On the ISS, oxygen supplies are replenished byelectrolysis of water (decomposition into hydrogen and oxygen). This is done on the ISS by the Electron system, which consumes 1 kg of water per person per day. Oxygen supplies are also replenished from time to time during cargo missions to the orbital station. 

Scientists from Caltech decided to find within theirresearch a different method of oxygen production. Eventually, they came up with a reactor that removes the “C” (carbon) from the “CO2” (carbon dioxide) formula, leaving only oxygen. The researchers found that if carbon dioxide molecules were propelled and hit against inert surfaces such as gold foil, they could be split into molecular oxygen and atomic carbon.

Scientists say their reactor operates according toparticle accelerator principle. First, the CO2 molecules in it are ionized and then accelerated by an electromagnetic field, after which they collide with the gold surface. In its current form, the plant has a very low efficiency: for every 100 molecules of CO2 it is capable of producing about one or two molecules of molecular oxygen.

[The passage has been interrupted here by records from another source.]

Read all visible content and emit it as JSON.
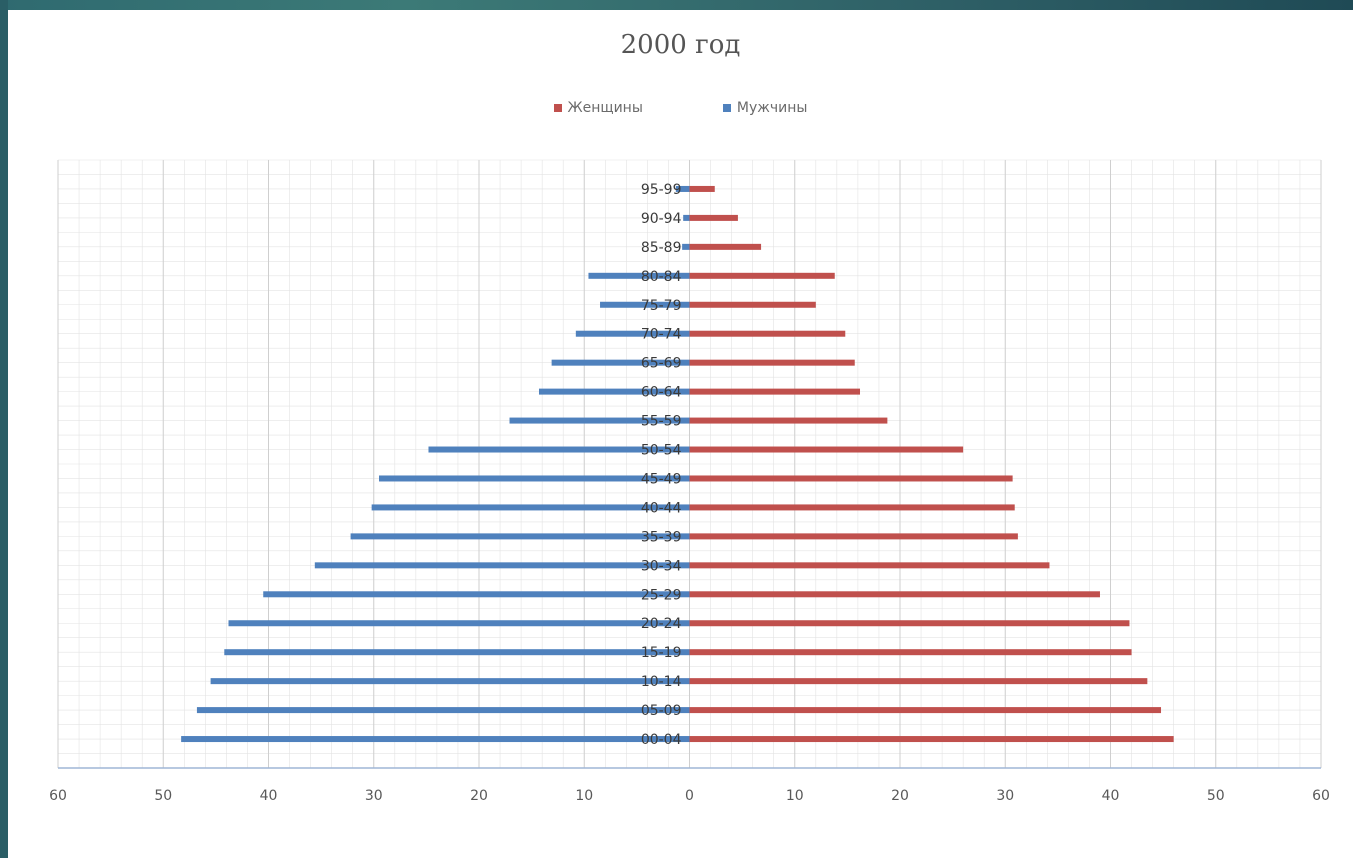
{
  "colors": {
    "women": "#c0504d",
    "men": "#4f81bd",
    "grid": "#e3e3e3",
    "axis": "#9fb6d6",
    "label": "#595959"
  },
  "chart_data": {
    "type": "bar",
    "orientation": "horizontal",
    "title": "2000 год",
    "legend_position": "top",
    "grid": true,
    "categories": [
      "00-04",
      "05-09",
      "10-14",
      "15-19",
      "20-24",
      "25-29",
      "30-34",
      "35-39",
      "40-44",
      "45-49",
      "50-54",
      "55-59",
      "60-64",
      "65-69",
      "70-74",
      "75-79",
      "80-84",
      "85-89",
      "90-94",
      "95-99"
    ],
    "series": [
      {
        "name": "Женщины",
        "values": [
          46,
          44.8,
          43.5,
          42,
          41.8,
          39,
          34.2,
          31.2,
          30.9,
          30.7,
          26,
          18.8,
          16.2,
          15.7,
          14.8,
          12,
          13.8,
          6.8,
          4.6,
          2.4
        ]
      },
      {
        "name": "Мужчины",
        "values": [
          -48.3,
          -46.8,
          -45.5,
          -44.2,
          -43.8,
          -40.5,
          -35.6,
          -32.2,
          -30.2,
          -29.5,
          -24.8,
          -17.1,
          -14.3,
          -13.1,
          -10.8,
          -8.5,
          -9.6,
          -0.7,
          -0.6,
          -1.3
        ]
      }
    ],
    "x_ticks": [
      "60",
      "50",
      "40",
      "30",
      "20",
      "10",
      "0",
      "10",
      "20",
      "30",
      "40",
      "50",
      "60"
    ],
    "xlim": [
      -60,
      60
    ]
  }
}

However, the researchers point out that their reactor has proven that this oxygen production concept is indeed possible and may become scalable in the future.

In the future, the reactor can be used foroxygen production for astronauts who will fly to the moon, Mars and beyond. On Earth, such a scale-based installation could also be very useful, because it can reduce the concentration of carbon dioxide in the atmosphere and convert them into oxygen, thereby helping to combat global climate change. However, scientists note that their installation is not yet ready for the practical phase.

Accordingly, the answer to this question is yes, but technical research on this matter has not yet been completed.